Wednesday, February 06, 2008

Is This an Accurate Description?

Edward J. Larson suggests that conservative and liberal politicians generally view history differently:

Liberal Democrats have always looked to the future with hope and embraced marginalized groups. When they look back, even to the deeds of their own former leaders, they see trails of tears like the one over which Andrew Jackson drove out the Cherokee. Blemishes on past presidents, even those who pointed the way toward future progress, tend to stain them wholly for at least some key elements within the Democratic coalition.

In contrast, conservative Republicans look to the past for inspiration but often to the future with trepidation. Originalists at heart, they tend to see only the shining city on a hill of earlier times and not its darker neighborhoods. George Washington's slaves are forgotten along with Adams's Alien and Sedition Acts. For some Republicans, both Lincoln and Robert E. Lee become models of Christian virtue as if they never ordered millions of men into battle against the other. As his letter to me suggests, even Mr. Bush can embrace Jefferson by selecting aspects of the third president's character and career.

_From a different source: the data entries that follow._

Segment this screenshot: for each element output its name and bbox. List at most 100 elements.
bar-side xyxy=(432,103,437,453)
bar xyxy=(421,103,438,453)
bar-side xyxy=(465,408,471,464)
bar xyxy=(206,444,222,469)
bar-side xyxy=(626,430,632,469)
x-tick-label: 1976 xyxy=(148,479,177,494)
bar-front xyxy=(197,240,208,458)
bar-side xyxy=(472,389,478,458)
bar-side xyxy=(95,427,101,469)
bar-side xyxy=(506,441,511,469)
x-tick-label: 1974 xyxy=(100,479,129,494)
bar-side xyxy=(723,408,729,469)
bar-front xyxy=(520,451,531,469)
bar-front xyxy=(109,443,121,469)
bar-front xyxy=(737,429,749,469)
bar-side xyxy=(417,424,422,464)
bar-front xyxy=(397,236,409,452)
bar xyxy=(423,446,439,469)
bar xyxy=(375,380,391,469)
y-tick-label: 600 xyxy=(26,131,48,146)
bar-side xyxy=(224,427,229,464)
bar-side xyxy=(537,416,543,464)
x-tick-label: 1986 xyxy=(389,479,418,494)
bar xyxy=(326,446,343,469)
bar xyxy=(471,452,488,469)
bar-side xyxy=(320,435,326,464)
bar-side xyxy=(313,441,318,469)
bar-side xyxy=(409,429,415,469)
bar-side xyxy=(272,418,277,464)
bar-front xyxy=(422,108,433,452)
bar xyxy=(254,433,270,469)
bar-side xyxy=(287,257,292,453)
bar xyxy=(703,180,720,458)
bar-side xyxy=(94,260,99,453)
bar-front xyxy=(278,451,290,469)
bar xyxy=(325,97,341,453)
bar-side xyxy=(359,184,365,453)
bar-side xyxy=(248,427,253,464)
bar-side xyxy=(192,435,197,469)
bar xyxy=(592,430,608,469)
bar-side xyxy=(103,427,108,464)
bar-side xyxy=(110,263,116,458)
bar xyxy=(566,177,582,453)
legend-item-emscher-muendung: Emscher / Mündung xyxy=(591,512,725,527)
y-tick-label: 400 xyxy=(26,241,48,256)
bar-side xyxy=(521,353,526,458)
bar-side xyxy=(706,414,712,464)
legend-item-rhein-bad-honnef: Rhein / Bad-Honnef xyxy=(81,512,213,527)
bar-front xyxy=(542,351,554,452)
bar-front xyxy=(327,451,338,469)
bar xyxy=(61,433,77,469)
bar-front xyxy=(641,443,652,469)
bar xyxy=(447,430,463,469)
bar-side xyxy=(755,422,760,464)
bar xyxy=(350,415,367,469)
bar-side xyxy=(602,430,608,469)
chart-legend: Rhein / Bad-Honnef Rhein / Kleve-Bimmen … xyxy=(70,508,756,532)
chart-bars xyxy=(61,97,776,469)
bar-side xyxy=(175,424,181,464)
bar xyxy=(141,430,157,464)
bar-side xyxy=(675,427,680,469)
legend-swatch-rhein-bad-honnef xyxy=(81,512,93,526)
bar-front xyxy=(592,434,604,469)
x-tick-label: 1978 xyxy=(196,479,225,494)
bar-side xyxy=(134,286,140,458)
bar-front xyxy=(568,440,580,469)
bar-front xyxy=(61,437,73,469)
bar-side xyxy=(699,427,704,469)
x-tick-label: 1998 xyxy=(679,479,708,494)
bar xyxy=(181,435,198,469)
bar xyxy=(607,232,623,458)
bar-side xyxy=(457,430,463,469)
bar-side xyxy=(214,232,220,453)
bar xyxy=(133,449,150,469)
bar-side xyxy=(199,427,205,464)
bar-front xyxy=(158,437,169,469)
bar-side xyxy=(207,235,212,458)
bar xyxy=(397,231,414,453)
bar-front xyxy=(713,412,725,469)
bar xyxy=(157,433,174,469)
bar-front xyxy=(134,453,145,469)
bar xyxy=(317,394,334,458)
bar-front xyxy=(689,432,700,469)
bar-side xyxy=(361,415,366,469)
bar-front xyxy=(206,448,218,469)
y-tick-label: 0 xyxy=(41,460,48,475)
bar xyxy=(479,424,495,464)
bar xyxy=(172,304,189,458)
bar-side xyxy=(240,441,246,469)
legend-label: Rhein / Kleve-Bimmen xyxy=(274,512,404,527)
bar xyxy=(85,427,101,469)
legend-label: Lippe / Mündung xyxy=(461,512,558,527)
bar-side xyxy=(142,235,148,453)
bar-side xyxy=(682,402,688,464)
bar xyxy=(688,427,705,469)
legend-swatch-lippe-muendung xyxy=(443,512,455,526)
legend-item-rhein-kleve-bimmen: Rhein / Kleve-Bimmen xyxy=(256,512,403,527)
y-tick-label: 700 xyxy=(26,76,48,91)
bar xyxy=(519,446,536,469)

That characterization is consistent with my own view that a common liberal flaw is utopianism, while conservatives are more likely to be overly nostalgic. Utopianism leads one to heightened resentment of the failures of the past while being overly optimistic about the future. Nostalgic impulses tug a person in the opposite direction.

With regard to history, Mr. Larson argues that all sides would benefit from recognizing and appreciating the complexity of history.